オンライン講義をいち早く開始した「アカデミー・オブ・アート」
さすがにクレイモデラーを育てるうえではオンライン講義は難しいかな、と当初は思っていました。けれども、デジタルモデラーを育てるクラスであればオンライン講義が効果的だと分かり、キャンパスでの講義を中心にした従来のクレイモデラークラスと、オンラインを活用したデジタルモデラークラスに分けました。
デジタルモデラー志望の学生でも、実際のクレイに触りたいと思う人には、最後の1年間だけキャンパスに通学してもらうなど、フレキシブルな対応をとっています。
いますよ、びっくりするくらいの腕を持った学生が。前述のようにアカデミー・オブ・アートは入学前にポートフォリオで選考しませんから、どんな技量を持った学生が入ってくるか分からない反面、優れた素質を持つ学生も必ずいるんです。
才能を発掘するため、その生徒がデザイナー志望でもモデラー志望でも、工業デザイン学部では全8学期中の最初の3~4学期は同じプログラムを受けさせ、全員にクレイを触らせます。そこでクレイの腕が良いと判断した場合は、たとえデザイナーやデジタルモデラーを志望している学生であっても、クレイモデラーへの転向を勧めることがあります。
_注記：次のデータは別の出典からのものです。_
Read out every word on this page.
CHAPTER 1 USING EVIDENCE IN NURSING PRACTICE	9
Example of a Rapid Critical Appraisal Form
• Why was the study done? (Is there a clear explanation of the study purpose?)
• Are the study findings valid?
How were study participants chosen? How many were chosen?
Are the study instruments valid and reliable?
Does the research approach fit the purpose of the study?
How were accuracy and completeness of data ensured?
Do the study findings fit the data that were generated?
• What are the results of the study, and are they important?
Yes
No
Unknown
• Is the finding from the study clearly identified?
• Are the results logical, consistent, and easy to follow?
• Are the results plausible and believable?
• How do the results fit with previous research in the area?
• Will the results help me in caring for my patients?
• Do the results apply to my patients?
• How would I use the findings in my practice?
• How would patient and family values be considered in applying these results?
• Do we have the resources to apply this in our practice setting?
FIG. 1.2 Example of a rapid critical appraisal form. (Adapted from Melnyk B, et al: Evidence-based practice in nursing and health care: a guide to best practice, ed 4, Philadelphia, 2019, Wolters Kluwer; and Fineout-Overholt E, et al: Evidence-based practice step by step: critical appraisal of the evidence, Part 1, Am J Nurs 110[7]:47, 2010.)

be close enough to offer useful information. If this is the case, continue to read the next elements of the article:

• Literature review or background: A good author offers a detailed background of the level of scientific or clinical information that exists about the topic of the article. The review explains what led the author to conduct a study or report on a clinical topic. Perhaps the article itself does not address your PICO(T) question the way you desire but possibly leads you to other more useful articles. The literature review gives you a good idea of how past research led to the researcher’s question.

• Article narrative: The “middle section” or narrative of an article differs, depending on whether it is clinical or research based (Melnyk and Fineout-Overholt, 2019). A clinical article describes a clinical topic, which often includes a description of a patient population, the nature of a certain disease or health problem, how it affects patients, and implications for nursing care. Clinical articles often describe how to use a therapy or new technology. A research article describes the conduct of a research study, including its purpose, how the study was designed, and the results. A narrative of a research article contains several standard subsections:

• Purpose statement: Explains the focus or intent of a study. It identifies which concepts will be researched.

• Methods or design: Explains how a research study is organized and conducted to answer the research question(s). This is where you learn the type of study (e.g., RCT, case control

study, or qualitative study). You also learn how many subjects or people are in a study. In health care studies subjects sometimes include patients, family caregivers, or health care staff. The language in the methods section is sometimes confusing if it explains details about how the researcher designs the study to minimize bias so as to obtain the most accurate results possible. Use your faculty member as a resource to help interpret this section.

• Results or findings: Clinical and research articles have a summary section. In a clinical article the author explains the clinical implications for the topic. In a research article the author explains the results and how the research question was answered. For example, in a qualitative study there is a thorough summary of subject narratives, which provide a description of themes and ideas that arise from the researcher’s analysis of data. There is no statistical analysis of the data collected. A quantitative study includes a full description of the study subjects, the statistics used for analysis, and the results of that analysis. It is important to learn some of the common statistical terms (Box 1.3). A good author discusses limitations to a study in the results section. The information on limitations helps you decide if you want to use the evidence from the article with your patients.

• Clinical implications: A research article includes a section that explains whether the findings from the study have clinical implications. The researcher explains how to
最後の3学期は実際の職場と同じように、デザイナー志望の学生とモデラー志望の学生にチームを組ませ、実践さながらの制作を行います。その際、彼らには自分の意見を押し通すのではなく、周りの意見を聴いてデザインを練り込むように、またスケッチのイメージを汲み取ってモデルを作り込むように、と教えています。
GMやメルセデスなどのメーカーにインターンとして学生を受け入れてもらうこともあります。そうした体験を経た学生は、企業に入社した時点で「私はクレイモデラーです」と胸を張って言えるだけの技術やマインド、チームプレーが身についています。そのため、就職先企業からアカデミー・オブ・アート出身者は評価が高いんです。
これは本校の特長といってもいいかもしれません。
他校のカリキュラムの場合、こういった「技術志向別の教育」が行われないので、デザイン学科に入学した学生のほとんどがデザイナーを目指します。しかし、実際にプロのデザイナーになれる人はごくわずか。たとえ技術力が備わっていたとしても、色々な理由でデザイナーになれないことがあります。
その場合はクレイモデラー、もしくはデジタルモデラーとして就職していくことが多くなるのですが、本人の意思でその職種を選んだ場合と比較すると、やる気や態度に大きな差がついてしまうことが多いのです。